Pastor Fred Phelps and his Westboro Baptist Church have been disturbing
our country since 1996. First landing on the radar with protests at funerals for gay men killed by anti-gay violence, Phelps and freaks are mainly an all relatives church of roughly 60 people who resemble more of a cult than a religious congregation. After protesting at a military funeral of a non gay serviceman to promote their message, the father of the dead soldier fought back by filing a $2.9 million lawsuit for invasion of privacy and intent to inflict emotional distress.
The question that lays before the Supreme Court is whether the first amendment right of free speech should be amended to keep protests from occuring at funerals. As vile and disgusting as the Westboro devotees may be and as misguided a message as it is, one should not be persuaded by the emotion of the argument. There are better ways to control acts of violence (that’s right I consider them to be violent) than to tread down the slippery slope of granting exceptions to the most sacred of amendments. If the Supreme Court follows the pathos of the argument rather than the logos of the argument, we indeed could see a snowball effect where our true American rights are violated. What if we add exceptions to protests that include no protesting at universities or during war time? What dangerous holes do we open up because we have been deeply offended?

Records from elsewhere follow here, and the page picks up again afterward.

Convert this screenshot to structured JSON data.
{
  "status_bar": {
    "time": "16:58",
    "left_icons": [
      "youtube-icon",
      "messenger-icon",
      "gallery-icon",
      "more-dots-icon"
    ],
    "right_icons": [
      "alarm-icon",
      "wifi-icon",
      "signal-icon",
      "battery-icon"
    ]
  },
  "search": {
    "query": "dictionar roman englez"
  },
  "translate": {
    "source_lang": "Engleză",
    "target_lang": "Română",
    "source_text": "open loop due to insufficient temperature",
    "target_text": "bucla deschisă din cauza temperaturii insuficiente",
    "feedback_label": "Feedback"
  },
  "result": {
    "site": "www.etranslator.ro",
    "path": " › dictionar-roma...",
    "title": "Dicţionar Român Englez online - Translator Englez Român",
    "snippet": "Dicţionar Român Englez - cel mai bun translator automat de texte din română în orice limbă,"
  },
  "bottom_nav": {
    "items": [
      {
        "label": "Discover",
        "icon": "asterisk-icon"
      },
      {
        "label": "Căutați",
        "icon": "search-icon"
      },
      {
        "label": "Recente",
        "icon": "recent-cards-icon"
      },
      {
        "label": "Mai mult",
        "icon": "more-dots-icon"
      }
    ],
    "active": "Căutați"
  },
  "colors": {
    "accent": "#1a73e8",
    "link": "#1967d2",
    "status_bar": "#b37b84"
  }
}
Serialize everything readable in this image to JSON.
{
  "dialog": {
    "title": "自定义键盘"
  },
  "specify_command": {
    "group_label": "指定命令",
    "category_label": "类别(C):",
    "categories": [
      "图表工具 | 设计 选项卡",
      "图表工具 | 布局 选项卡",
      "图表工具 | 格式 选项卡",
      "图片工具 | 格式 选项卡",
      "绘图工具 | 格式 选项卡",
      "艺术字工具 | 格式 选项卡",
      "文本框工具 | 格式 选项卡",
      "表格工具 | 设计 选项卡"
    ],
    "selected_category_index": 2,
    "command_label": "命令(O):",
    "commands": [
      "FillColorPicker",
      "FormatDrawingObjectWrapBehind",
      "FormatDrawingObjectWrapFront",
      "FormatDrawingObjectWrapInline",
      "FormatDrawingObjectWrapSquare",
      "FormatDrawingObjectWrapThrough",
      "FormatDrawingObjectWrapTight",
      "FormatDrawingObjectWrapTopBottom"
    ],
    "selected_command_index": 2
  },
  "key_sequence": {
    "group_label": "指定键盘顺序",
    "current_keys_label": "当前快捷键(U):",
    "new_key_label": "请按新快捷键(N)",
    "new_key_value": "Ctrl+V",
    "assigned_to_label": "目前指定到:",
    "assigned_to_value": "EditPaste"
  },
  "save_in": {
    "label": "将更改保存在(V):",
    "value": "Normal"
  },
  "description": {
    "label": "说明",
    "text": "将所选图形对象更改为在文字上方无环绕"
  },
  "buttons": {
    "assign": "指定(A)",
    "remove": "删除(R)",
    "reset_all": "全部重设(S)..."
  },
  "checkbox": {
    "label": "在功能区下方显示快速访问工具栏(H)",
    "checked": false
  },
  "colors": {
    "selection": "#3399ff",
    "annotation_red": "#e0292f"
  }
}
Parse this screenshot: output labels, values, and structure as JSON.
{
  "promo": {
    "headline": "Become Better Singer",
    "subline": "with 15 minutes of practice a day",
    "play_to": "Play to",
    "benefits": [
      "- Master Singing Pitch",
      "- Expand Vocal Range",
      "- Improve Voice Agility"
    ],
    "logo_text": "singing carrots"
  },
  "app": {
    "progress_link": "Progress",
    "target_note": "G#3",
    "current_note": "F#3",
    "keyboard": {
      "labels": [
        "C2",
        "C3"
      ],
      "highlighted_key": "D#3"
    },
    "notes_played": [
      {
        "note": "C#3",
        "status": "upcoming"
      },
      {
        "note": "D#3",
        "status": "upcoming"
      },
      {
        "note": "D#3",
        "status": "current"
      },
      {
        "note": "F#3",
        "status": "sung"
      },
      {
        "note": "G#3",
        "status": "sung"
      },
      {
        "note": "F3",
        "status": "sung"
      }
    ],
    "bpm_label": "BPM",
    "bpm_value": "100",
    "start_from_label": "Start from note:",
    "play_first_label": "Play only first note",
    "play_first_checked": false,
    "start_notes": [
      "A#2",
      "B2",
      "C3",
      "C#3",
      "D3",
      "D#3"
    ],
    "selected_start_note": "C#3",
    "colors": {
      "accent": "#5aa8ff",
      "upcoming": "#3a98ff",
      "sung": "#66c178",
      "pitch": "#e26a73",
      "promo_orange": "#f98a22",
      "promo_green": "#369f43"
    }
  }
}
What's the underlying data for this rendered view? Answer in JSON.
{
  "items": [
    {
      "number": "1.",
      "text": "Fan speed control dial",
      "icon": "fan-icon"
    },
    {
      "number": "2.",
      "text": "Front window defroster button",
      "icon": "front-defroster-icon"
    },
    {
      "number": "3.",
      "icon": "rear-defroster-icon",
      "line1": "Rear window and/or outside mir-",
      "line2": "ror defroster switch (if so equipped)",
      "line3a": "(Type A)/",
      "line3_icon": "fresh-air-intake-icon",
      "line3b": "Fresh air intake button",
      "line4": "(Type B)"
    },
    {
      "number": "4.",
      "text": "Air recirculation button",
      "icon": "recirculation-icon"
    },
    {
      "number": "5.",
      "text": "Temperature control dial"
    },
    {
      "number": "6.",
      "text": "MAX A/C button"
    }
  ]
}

I fully heartedly support the men and women of the military, but not always the government that sent them fighting. I stand next to the gay and transgender activists and support their freedoms and all they should be afforded as equal citizens. But I cannot get behind a rash decision to make exceptions to a rule that makes me part of who I am. Fred Phelps and crew may have one of the most disgusting messages I have ever witnessed, but that should never take away anyone’s right to offend somebody.